Chapter 1, Ö.F. eavesdrop
Chapter 5, First visit to the institution
Chapter 28, Sweden the underdog

Die akustische Komposition "The Holy Torsten Nilsson", 1965 für das Schwedische Radio produziert, ist das wohl komplexeste und umfangreicheste von Fahlströms Radioarbeiten. Sie verfolgt die Idee eines "blinden Filmes" fürs Radio, konzipiert als Paraphrase von Thrillern oder Agentenfilmen. Weder satirisch noch romanhaft angelegt, soll es dabei künstlerische Möglichkeiten des Radios ebenso untersuchen wie die Möglichkeiten der Literatur in Zeiten der Massenmedien.
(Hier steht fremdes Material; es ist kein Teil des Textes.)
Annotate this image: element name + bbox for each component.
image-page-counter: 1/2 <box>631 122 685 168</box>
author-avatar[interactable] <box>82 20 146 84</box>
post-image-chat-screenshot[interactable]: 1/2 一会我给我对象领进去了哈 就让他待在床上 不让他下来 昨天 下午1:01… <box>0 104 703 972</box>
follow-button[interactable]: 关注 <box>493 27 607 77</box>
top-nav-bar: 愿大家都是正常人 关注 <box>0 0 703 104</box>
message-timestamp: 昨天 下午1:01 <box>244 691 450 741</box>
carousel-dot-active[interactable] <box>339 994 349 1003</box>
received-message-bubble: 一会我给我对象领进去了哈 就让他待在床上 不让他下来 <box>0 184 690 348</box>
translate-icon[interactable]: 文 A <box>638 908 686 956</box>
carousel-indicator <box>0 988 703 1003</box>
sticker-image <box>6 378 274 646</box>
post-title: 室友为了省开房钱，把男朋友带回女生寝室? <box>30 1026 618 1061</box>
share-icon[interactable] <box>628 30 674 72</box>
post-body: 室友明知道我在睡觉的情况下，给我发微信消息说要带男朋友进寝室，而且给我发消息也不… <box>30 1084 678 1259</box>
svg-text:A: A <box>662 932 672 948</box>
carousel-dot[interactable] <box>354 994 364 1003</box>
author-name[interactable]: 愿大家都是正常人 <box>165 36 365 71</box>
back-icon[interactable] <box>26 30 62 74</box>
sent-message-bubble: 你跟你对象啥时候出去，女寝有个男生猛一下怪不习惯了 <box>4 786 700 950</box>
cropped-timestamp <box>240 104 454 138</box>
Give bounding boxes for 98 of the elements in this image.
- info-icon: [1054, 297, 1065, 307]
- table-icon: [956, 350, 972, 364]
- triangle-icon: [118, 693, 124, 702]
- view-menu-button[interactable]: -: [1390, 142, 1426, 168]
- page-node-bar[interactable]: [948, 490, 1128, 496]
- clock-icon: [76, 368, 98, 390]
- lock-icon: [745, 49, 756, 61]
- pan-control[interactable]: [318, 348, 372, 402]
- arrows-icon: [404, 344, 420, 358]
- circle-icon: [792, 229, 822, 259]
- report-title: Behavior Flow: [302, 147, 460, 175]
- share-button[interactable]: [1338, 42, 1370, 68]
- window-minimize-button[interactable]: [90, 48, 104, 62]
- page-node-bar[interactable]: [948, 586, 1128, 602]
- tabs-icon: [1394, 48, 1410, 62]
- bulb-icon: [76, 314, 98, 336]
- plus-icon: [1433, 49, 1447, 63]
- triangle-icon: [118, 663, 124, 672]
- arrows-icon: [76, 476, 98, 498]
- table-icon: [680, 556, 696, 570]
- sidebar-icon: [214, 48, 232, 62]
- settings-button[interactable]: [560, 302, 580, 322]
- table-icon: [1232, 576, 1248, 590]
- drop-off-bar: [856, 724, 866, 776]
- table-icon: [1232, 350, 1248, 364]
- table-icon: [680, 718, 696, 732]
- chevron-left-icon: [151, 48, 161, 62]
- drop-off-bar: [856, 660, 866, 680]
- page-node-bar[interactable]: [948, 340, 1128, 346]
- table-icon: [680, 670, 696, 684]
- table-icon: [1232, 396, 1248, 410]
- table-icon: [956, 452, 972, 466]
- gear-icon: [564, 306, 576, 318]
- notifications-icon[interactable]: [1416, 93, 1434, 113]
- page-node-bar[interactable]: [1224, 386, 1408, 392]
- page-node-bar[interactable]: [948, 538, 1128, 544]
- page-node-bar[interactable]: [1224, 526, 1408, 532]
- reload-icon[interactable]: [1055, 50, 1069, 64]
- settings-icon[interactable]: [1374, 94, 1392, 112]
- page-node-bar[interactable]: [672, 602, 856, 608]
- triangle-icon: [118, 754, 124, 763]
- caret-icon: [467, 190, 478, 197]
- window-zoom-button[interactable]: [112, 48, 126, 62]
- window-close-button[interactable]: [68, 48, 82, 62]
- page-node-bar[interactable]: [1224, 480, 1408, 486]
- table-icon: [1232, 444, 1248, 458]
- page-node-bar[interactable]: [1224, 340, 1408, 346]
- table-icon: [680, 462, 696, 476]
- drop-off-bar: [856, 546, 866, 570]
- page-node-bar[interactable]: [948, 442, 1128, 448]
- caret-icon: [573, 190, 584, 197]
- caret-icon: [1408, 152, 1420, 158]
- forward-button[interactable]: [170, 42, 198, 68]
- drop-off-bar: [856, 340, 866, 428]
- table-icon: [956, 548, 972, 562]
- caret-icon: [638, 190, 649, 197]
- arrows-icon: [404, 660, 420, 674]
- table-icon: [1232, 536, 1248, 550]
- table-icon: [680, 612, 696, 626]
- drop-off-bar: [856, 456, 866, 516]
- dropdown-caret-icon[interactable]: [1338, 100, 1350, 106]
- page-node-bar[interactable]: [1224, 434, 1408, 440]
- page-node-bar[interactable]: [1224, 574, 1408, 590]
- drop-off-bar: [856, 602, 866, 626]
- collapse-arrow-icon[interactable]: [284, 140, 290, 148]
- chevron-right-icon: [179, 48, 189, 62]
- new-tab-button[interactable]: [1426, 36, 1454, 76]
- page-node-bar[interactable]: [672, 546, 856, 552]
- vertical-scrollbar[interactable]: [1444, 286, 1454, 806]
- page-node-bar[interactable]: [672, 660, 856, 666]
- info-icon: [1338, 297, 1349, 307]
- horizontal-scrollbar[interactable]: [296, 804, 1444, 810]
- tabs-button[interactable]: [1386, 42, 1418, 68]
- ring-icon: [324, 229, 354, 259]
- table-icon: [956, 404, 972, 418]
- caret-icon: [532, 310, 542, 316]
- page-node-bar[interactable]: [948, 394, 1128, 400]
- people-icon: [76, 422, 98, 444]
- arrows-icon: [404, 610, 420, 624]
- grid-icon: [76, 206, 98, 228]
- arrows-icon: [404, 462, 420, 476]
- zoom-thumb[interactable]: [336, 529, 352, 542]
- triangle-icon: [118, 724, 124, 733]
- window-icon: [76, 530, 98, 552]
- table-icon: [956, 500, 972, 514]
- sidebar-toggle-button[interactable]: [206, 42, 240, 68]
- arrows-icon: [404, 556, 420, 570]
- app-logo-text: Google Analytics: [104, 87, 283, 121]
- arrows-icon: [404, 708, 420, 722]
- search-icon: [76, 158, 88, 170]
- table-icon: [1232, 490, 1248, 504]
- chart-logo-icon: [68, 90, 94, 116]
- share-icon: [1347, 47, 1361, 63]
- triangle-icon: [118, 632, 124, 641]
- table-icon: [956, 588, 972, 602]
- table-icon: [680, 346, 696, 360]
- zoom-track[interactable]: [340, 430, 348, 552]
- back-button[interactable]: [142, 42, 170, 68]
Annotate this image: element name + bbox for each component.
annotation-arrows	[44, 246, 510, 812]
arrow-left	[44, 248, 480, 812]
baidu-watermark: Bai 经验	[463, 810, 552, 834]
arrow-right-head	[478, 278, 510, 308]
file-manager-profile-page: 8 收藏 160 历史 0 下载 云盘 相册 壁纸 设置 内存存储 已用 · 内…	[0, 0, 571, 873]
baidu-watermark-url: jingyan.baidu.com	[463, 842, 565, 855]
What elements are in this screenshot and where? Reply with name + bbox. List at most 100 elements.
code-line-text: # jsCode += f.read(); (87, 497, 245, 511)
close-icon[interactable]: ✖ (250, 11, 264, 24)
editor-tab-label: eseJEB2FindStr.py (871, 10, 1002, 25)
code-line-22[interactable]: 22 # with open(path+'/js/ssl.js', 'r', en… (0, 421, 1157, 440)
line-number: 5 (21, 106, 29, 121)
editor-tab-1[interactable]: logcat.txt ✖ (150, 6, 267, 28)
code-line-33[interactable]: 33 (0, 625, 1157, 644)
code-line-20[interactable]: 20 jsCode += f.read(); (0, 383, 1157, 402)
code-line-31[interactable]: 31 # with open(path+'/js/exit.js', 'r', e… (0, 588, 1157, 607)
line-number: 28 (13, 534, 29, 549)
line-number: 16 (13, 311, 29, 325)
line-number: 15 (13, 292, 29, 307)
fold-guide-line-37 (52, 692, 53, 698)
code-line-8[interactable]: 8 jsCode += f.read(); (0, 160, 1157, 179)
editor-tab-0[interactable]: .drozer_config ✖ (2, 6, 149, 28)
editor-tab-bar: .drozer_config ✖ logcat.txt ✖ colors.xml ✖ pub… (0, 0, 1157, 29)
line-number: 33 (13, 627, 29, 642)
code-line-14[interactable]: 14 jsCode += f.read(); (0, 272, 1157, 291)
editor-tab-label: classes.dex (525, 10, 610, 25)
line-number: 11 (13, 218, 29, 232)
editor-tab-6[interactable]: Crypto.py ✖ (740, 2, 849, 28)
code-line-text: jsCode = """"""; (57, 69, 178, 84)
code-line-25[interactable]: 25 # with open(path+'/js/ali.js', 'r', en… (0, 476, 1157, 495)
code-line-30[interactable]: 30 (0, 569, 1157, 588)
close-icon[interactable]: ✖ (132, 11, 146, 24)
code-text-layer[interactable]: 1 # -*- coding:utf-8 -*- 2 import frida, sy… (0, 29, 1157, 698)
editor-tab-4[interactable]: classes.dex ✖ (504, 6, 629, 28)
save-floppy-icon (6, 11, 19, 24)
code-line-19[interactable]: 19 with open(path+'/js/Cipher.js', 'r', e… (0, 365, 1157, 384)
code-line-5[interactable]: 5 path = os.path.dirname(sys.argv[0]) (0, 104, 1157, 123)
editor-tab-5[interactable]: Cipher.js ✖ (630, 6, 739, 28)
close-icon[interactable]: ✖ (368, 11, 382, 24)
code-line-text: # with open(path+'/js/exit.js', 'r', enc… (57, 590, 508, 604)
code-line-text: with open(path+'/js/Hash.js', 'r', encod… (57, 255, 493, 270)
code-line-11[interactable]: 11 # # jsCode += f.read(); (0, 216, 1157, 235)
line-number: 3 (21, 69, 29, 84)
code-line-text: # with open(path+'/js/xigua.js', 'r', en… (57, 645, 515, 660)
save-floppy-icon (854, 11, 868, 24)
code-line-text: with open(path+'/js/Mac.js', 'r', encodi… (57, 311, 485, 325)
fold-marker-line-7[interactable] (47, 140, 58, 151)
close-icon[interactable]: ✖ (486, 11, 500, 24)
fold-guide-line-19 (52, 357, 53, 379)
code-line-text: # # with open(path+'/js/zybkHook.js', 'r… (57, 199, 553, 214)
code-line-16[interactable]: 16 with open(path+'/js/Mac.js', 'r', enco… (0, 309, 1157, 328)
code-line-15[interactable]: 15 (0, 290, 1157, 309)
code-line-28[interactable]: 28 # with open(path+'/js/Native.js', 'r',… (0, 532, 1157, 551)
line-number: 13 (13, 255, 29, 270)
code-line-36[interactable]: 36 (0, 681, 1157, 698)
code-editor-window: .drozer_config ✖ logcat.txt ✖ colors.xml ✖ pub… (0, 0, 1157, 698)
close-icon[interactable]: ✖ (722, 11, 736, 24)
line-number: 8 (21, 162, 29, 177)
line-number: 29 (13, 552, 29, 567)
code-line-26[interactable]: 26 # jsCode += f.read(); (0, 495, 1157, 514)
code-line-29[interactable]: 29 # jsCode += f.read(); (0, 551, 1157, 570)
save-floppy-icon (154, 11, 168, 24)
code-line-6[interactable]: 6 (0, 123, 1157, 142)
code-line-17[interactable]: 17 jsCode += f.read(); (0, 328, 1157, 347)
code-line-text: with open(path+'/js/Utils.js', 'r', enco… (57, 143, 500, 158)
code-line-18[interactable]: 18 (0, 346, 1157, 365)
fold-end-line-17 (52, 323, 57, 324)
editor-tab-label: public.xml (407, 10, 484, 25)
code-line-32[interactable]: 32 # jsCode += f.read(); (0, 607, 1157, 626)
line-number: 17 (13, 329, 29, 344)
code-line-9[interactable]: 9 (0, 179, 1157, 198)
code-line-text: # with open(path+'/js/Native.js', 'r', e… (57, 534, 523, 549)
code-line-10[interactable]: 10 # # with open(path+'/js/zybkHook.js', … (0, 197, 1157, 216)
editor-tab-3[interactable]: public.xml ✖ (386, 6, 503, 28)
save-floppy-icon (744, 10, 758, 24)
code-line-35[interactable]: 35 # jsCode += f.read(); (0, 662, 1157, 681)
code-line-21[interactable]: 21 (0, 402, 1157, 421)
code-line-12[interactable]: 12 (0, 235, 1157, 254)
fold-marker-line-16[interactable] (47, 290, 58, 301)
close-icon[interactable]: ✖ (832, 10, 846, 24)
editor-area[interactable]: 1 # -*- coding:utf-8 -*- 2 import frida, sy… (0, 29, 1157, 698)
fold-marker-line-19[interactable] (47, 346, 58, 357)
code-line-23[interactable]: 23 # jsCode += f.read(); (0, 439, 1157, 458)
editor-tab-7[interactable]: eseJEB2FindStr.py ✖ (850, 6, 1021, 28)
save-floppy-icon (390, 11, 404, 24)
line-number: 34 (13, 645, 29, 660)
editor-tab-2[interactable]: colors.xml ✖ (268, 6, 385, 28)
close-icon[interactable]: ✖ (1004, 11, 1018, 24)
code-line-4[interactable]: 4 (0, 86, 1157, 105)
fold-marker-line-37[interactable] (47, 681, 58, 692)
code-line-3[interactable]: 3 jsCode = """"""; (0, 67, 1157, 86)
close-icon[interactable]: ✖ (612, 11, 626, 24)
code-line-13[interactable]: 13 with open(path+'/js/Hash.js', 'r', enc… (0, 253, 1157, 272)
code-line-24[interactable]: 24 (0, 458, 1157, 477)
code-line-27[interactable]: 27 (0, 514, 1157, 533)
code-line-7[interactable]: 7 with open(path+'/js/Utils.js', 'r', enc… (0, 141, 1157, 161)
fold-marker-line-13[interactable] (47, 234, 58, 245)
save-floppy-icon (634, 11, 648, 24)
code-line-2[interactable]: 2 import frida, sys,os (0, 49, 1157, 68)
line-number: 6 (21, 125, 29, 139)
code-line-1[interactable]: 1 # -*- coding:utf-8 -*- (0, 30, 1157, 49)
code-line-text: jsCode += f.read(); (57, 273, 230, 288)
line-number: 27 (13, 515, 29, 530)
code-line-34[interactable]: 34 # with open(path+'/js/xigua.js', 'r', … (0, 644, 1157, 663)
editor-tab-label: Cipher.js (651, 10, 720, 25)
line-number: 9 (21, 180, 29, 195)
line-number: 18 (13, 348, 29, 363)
Deren Möglichkeiten, live-Material direkt einzubringen wird von Fahlström genutzt, um "so called art" und "so called life" zu verknüpfen und die Zuhörerreaktionen einerseits durch die "aesthetic conventions" und andereseits den "conventions of real life" hervorzurufen. Reale Personen werden, wie häufig auch in Fahlströms Bildern und Happenings, in einen in 23 Kapiteln entwickelten Kontext gestellt. Das schwedische Königshaus, Politiker und Stars mischen sich mit Agenten, verrückten Wissenschaftlern und amerikanischen Civil Rights Aktivisten. Dabei werden diese zunehmend zu von ihrem realen Kontext unabhängigen Figuren und die Zuhörer erfahren, "wie eine echte Person eine unechte Situation erlebt". Fragmente von Interviews mit Personen, die einen Selbstmordversuch unternommen haben, ihr Geschlecht änderten oder Drogen genommen haben, fließen darin ein und tragen zu der, so der Künstler, "poetischen und nachdenklich stimmenden Vorstellung eines anderen Schweden" bei.


Die Sendung ist ein Beitrag des Kunstradios zur Ausstellung "Öyvind Fahlström. The complete Graphics, Multiples and Sound Works", vom 7.12.01-3.3.02 in der Bawag Foundation, Wien

Aus urheberrechtlichen Gründen können die beiden Kompositionen an dieser Stelle nur als kurze Ausschnitte gehört werden.